Assumes rather than knows. "C-string" is a convention that a char* points to an array of characters, where there is null value after the last letter of the text. There can be other legit uses for a char* pointer, where there is neither no array or no null at end, but functions that expect C-string should never be called with such pointers.


Function overloading.

Each function must have an unique signature. The calling code has signature of the function embedded and exactly one function implementation in the object files may have that signature. In the last phase of compilation a linker tool connects function calls to the implementations of those functions, producing the executable program.

In C language the name alone was the signature. One did need a different name for each mathematical operation that you could do for more than one numerical type. For example logarithm: logf for floats, log for doubles and logl for long doubles. Inventing names that do not collide, yet mean something, was not fun.
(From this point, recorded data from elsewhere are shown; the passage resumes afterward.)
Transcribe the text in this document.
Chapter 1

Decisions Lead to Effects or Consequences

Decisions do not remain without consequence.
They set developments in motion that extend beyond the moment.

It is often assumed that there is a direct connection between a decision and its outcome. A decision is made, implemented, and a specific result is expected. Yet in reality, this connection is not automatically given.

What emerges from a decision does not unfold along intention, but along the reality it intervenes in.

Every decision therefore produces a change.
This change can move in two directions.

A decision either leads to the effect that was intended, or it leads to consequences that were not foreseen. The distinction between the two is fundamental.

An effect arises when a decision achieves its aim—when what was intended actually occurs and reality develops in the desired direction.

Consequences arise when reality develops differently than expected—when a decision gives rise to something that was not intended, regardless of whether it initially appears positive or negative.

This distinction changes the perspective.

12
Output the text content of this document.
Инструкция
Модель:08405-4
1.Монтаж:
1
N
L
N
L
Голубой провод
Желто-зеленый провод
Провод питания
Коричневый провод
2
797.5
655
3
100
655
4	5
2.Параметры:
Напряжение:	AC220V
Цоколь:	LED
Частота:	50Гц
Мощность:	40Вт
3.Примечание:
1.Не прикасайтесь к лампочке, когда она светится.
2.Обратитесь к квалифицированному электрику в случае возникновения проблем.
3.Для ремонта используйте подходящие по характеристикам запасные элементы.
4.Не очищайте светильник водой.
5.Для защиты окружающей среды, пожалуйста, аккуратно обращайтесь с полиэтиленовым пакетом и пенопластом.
The C++ language does include the types of the parameters to signature of the function. Therefore, log(float), log(double) and log(long double) are three unique functions even though they all have name "log". The reuse of same name is "overloading".

In std::cout << foo; the << is an operator and operator is a function. There are many functions that all have "name" << and the left operand is "ostream" (the type of cout". The functions do differ by the type of the right operand. If the "foo" has type const char * (char* can implicitly convert to const char*), then the signature matches the function that expects a C-string and prints readable text.